How might climate change-related stresses affect the function and importance of ndhJ in Saccharum hybrids?

The NDH complex helps alleviate oxidative stress under certain conditions , suggesting ndhJ may play important roles in climate change adaptation:

• Research approaches to investigate this include:

  • Controlled environment studies simulating future climate scenarios

  • Field trials in gradient conditions representing predicted climate changes

  • Comparison of ndhJ sequence, expression, and function across Saccharum cultivars adapted to different environments

• Physiological measurements to assess:

  • NDH complex activity under elevated CO₂

  • Function during heat waves and temperature fluctuations

  • Performance under drought conditions

  • Response to combined stresses (heat + drought, UV + heat)

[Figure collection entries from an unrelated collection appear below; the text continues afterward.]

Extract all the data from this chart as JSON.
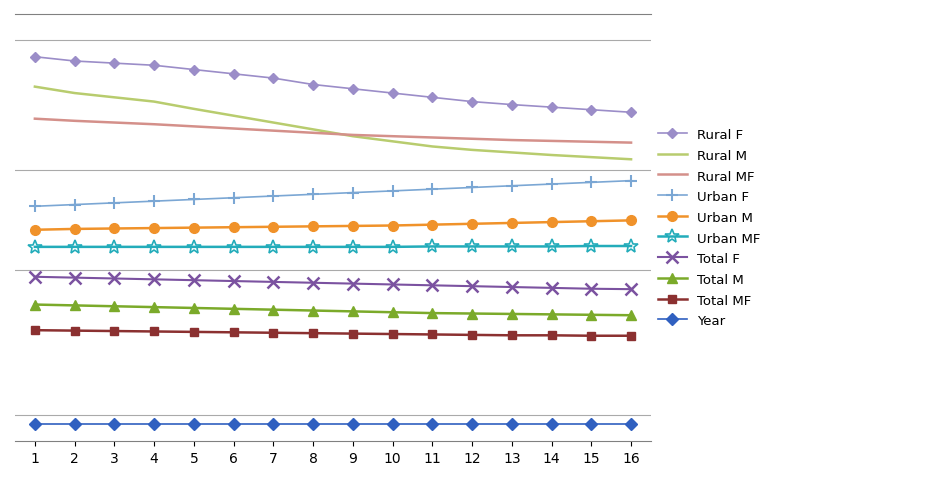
{
  "x": [
    1,
    2,
    3,
    4,
    5,
    6,
    7,
    8,
    9,
    10,
    11,
    12,
    13,
    14,
    15,
    16
  ],
  "series": {
    "Rural F": [
      9.0,
      8.9,
      8.85,
      8.8,
      8.7,
      8.6,
      8.5,
      8.35,
      8.25,
      8.15,
      8.05,
      7.95,
      7.88,
      7.82,
      7.76,
      7.7
    ],
    "Rural M": [
      8.3,
      8.15,
      8.05,
      7.95,
      7.78,
      7.62,
      7.46,
      7.3,
      7.14,
      7.02,
      6.9,
      6.82,
      6.76,
      6.7,
      6.65,
      6.6
    ],
    "Rural MF": [
      7.55,
      7.5,
      7.46,
      7.42,
      7.37,
      7.32,
      7.27,
      7.22,
      7.17,
      7.14,
      7.11,
      7.08,
      7.05,
      7.03,
      7.01,
      6.99
    ],
    "Urban F": [
      5.5,
      5.54,
      5.58,
      5.62,
      5.66,
      5.7,
      5.74,
      5.78,
      5.82,
      5.86,
      5.9,
      5.94,
      5.98,
      6.02,
      6.06,
      6.1
    ],
    "Urban M": [
      4.95,
      4.97,
      4.98,
      4.99,
      5.0,
      5.01,
      5.02,
      5.03,
      5.04,
      5.05,
      5.07,
      5.09,
      5.11,
      5.13,
      5.15,
      5.17
    ],
    "Urban MF": [
      4.55,
      4.55,
      4.55,
      4.55,
      4.55,
      4.55,
      4.55,
      4.55,
      4.55,
      4.55,
      4.56,
      4.56,
      4.56,
      4.56,
      4.57,
      4.57
    ],
    "Total F": [
      3.85,
      3.83,
      3.81,
      3.79,
      3.77,
      3.75,
      3.73,
      3.71,
      3.69,
      3.67,
      3.65,
      3.63,
      3.61,
      3.59,
      3.57,
      3.56
    ],
    "Total M": [
      3.2,
      3.18,
      3.16,
      3.14,
      3.12,
      3.1,
      3.08,
      3.06,
      3.04,
      3.02,
      3.0,
      2.99,
      2.98,
      2.97,
      2.96,
      2.95
    ],
    "Total MF": [
      2.6,
      2.59,
      2.58,
      2.57,
      2.56,
      2.55,
      2.54,
      2.53,
      2.52,
      2.51,
      2.5,
      2.49,
      2.48,
      2.48,
      2.47,
      2.47
    ],
    "Year": [
      0.4,
      0.4,
      0.4,
      0.4,
      0.4,
      0.4,
      0.4,
      0.4,
      0.4,
      0.4,
      0.4,
      0.4,
      0.4,
      0.4,
      0.4,
      0.4
    ]
  },
  "colors": {
    "Rural F": "#9B8DC8",
    "Rural M": "#B8CC6E",
    "Rural MF": "#D4908A",
    "Urban F": "#7BA7D4",
    "Urban M": "#F0922A",
    "Urban MF": "#23ACBA",
    "Total F": "#7B52A0",
    "Total M": "#7BAA2A",
    "Total MF": "#8B3030",
    "Year": "#3060C0"
  },
  "markers": {
    "Rural F": "D",
    "Rural M": "None",
    "Rural MF": "None",
    "Urban F": "+",
    "Urban M": "o",
    "Urban MF": "*",
    "Total F": "x",
    "Total M": "^",
    "Total MF": "s",
    "Year": "D"
  },
  "marker_sizes": {
    "Rural F": 5,
    "Rural M": 4,
    "Rural MF": 4,
    "Urban F": 8,
    "Urban M": 7,
    "Urban MF": 10,
    "Total F": 8,
    "Total M": 7,
    "Total MF": 6,
    "Year": 6
  },
  "line_widths": {
    "Rural F": 1.2,
    "Rural M": 1.8,
    "Rural MF": 1.8,
    "Urban F": 1.2,
    "Urban M": 1.8,
    "Urban MF": 1.8,
    "Total F": 1.5,
    "Total M": 1.8,
    "Total MF": 1.8,
    "Year": 1.2
  },
  "xlim": [
    0.5,
    16.5
  ],
  "ylim": [
    0.0,
    10.0
  ],
  "xticks": [
    1,
    2,
    3,
    4,
    5,
    6,
    7,
    8,
    9,
    10,
    11,
    12,
    13,
    14,
    15,
    16
  ],
  "background_color": "#FFFFFF",
  "legend_order": [
    "Rural F",
    "Rural M",
    "Rural MF",
    "Urban F",
    "Urban M",
    "Urban MF",
    "Total F",
    "Total M",
    "Total MF",
    "Year"
  ]
}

• Genetic engineering strategies:

  • Develop climate-resilient variants of ndhJ

  • Test overexpression effects on stress tolerance

  • Create conditional expression systems activated during stress

• Long-term adaptation studies:

  • Monitor natural variation in ndhJ across geographic regions

  • Track changes in allele frequency in response to changing climate

  • Develop predictive models for ndhJ evolution under climate change scenarios

This research direction has significant implications for developing climate-resilient sugarcane varieties to ensure sustainable production in changing environments.